SB Nation’s Spencer Hall describes football as the sport “that asks you to believe that there is an acceptable and controllable amount of being on fire.” The number and severity of injuries stemming from football is well-documented, yet student-athletes’ bodies are used to make their schools money, despite being prohibited from seeing any of the benefit themselves.
Take this hypothetical: a player could suffer a “routine” concussion in one of these money games. Brain injuries have been linked time and time again to degenerative brain diseases like CTE and Alzheimer’s. When we hear of former NFL players dealing with these diseases, we’re devastated but can at least find a little solace in the idea that they made millions of dollars to support their families. Meanwhile, college players can just as easily sustain brain injuries that can make it difficult for them to make use of that college degree, and they won’t even have a part of the money they helped earn to fall back on.
In smaller schools, this “paid to play” prospect is seen as a necessary evil to fund athletic programs that struggle to make money. If one game against a school like Navy or Florida can fund your program for the year, doesn’t that make sense? And, if you’re lucky, you may even get a high-profile win out of it, like Fordham’s victory over Army in 2015. But where is the ethics of the situation, of essentially exploiting your labor for money that at best goes to fund their program, but almost never goes back to the labor itself?

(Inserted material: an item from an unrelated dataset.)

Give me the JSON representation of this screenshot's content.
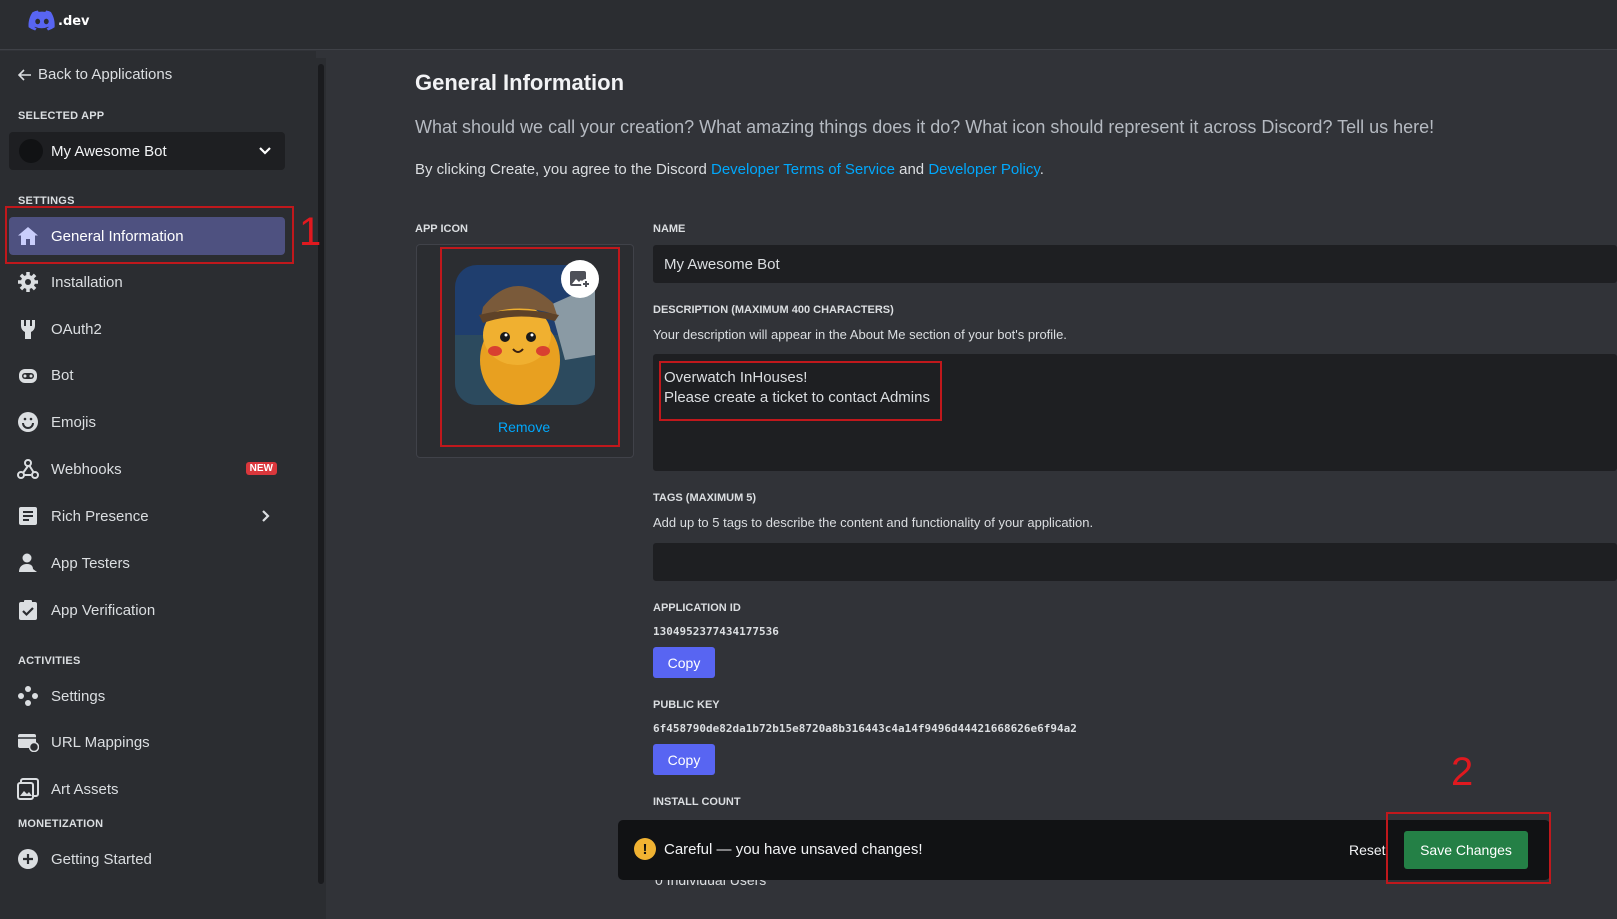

This is not to argue that every athlete should be paid. But if you have people paying to watch those athletes, whether it be football or basketball or anything else, then the “preservation of amateurism” defense is weak. Back in the day when college sports were just a thing to do to pass the time and people would come watch in the name of school pride? Sure, I guess claiming amateurism was the draw of the sport was a fair argument.
But as the big sports start to make tens of millions for big schools, and are still a source of income for the smaller ones? Then it is purely unethical to deprive these athletes of any sort of cut of the money they earn for the school.
Around the time of both March Madness and college football bowl season, the NCAA starts running ads focused on the fact that a very small percentage of their student-athletes go on to become professional athletes. The intention of these ads is not to convince the masses that the NCAA is doing wrong by these students, but rather that they are providing them with an education that they can use to further their lives down the road.
Sure, having a college education is a great tool. But despite the NCAA’s protestations, it certainly isn’t equitable.
Jack McLoone, FCRH ’19, is a journalism major from Little Silver, New Jersey.